If this is the best you can do, I have to get ready for work. The lack of input from anybody else indicates that I am writing only for you, and you have made it clear that you will never admit you are wrong, but instead have regressed into your usual tactic of calling me ignorant and uninformed on the issues, and therefore the evidence I have presented doesn’t matter. I have nothing to add to my case, and obviously, neither do you, so I will take your response to my question about your intellectual integrity as a “no,” and thank you for the debate.

I realize that you think you have made some wonderful points, but you have not. Hispanic Catholics in the U.S. tend to have come from the poorest, and often illiterate, segments of their native countries, so they make their own exceptions. As to the “better informed theologians,” that was in reference to a separate error of yours that falsely claimed that Christians had always been in conflict with Darwin and that any who did not were uninformed of either Darwin or the Bible. You were wrong, again, and are now trying to mix and match separate claims to hide your error.

Sorry. I do not accept your misinterpretations as legitimate points. On the one hand, you have to have him hold to a literal reading of the text, then you turn right around when his words contradict that thought and claim that his reading is simply “non-standard.” Get back to me when you are consistent in your approach.

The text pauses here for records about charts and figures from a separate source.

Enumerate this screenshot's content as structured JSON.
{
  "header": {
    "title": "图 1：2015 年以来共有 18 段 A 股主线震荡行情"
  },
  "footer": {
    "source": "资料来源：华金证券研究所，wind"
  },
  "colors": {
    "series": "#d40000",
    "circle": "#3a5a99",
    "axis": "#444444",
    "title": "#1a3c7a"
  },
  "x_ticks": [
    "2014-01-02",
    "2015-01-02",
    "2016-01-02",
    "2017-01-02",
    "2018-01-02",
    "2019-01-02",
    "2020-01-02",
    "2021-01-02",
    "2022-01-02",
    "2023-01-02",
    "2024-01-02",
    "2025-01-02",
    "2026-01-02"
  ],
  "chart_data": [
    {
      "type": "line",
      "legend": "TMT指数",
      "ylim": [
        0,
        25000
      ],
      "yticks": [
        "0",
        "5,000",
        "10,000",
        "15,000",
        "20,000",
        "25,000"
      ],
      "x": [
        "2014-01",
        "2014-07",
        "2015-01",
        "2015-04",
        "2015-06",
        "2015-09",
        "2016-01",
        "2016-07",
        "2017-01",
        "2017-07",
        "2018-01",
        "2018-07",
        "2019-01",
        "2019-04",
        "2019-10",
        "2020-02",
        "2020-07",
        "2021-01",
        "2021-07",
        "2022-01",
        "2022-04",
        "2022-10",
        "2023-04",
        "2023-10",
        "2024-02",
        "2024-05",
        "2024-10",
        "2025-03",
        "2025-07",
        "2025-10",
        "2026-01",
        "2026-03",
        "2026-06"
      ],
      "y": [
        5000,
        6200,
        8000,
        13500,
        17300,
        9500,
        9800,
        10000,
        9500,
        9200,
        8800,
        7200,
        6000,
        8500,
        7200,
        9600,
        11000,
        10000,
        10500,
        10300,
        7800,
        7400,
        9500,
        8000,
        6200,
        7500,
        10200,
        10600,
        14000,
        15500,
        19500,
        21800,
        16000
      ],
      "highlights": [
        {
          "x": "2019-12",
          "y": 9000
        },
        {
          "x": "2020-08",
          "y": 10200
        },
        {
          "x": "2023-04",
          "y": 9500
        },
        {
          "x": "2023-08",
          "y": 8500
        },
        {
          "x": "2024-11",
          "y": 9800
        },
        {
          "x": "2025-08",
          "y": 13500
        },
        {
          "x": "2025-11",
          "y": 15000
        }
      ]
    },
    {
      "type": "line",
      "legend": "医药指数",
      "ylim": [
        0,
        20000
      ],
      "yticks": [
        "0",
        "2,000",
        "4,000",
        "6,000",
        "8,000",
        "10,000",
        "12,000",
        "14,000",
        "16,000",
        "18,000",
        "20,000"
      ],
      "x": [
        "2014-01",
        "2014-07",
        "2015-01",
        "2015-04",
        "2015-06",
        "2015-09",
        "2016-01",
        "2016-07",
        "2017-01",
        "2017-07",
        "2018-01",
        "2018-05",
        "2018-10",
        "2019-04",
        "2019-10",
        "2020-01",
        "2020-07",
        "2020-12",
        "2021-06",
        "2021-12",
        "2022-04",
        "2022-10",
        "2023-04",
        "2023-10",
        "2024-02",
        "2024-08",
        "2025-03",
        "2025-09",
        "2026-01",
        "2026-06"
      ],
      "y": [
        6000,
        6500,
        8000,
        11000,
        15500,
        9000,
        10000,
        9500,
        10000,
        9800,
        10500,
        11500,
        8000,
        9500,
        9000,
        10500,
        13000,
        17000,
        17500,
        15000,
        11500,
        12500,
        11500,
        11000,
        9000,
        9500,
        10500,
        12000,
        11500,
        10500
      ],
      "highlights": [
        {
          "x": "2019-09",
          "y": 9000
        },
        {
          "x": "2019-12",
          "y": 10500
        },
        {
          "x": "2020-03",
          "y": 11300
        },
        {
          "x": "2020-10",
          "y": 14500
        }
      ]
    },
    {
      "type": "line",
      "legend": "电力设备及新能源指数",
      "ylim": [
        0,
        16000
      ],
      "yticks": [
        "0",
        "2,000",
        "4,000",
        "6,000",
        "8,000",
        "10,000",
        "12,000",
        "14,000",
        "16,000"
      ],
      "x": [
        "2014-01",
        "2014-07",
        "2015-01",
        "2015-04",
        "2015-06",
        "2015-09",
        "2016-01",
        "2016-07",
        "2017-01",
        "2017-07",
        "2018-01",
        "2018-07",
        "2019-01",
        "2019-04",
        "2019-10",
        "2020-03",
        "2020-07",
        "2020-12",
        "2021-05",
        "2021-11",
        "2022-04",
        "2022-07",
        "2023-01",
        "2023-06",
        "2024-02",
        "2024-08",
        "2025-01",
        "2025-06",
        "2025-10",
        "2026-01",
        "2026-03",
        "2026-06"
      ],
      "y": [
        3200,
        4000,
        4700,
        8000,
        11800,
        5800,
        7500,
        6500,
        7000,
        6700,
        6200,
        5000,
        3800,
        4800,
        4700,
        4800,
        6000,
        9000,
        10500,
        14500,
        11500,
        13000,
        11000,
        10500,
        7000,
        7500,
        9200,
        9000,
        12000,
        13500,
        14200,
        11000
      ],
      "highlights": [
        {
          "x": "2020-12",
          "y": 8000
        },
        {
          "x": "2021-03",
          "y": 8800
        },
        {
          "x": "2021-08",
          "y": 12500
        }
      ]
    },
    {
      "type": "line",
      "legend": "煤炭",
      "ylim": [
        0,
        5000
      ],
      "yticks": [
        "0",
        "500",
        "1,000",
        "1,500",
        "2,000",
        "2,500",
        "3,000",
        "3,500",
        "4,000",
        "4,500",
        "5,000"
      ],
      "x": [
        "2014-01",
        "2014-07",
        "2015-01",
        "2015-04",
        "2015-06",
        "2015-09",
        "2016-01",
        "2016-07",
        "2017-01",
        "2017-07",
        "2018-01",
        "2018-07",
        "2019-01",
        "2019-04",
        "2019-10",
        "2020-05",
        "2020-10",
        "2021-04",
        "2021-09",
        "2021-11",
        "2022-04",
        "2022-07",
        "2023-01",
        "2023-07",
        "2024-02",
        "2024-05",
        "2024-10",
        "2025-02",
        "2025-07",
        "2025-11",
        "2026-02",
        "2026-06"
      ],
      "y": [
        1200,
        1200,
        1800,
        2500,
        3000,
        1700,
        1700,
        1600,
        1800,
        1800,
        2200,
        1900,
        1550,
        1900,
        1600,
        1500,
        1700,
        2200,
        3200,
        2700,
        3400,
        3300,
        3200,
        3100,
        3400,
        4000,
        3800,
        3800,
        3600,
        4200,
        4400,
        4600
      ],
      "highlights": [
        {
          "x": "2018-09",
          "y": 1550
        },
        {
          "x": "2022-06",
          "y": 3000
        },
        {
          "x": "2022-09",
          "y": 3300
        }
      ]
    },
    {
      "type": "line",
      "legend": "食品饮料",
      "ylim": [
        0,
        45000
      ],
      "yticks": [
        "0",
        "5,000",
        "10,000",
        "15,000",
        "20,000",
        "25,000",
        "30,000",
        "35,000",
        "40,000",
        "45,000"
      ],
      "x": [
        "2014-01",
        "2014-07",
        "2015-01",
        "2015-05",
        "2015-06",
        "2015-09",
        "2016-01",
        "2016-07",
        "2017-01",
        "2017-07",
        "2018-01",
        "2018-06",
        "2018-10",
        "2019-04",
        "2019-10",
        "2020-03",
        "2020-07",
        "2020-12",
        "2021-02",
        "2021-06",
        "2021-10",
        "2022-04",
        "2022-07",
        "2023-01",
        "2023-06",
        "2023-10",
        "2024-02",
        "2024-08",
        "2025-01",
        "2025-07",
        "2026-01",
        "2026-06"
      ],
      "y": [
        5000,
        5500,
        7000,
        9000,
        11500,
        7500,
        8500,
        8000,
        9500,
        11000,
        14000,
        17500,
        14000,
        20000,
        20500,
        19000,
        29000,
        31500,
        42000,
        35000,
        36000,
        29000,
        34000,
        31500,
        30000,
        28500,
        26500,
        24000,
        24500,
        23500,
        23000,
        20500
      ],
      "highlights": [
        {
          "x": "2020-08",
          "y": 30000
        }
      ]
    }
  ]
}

More straw man claims? I have made no claims that he is “compatible” with Darwin in regards to evolution. I have only noted that an insistence that he and all the Christians before the nineteenth century believed only in a literal reading of Genesis is wrong.

You need to read this paragraph back to yourself, recognizing yourself as the object of your scorn. (You might also wish to do a bit of reading regarding the ways in which pre-scientific people dealt with myth and how Augustine, in particular, addressed it.)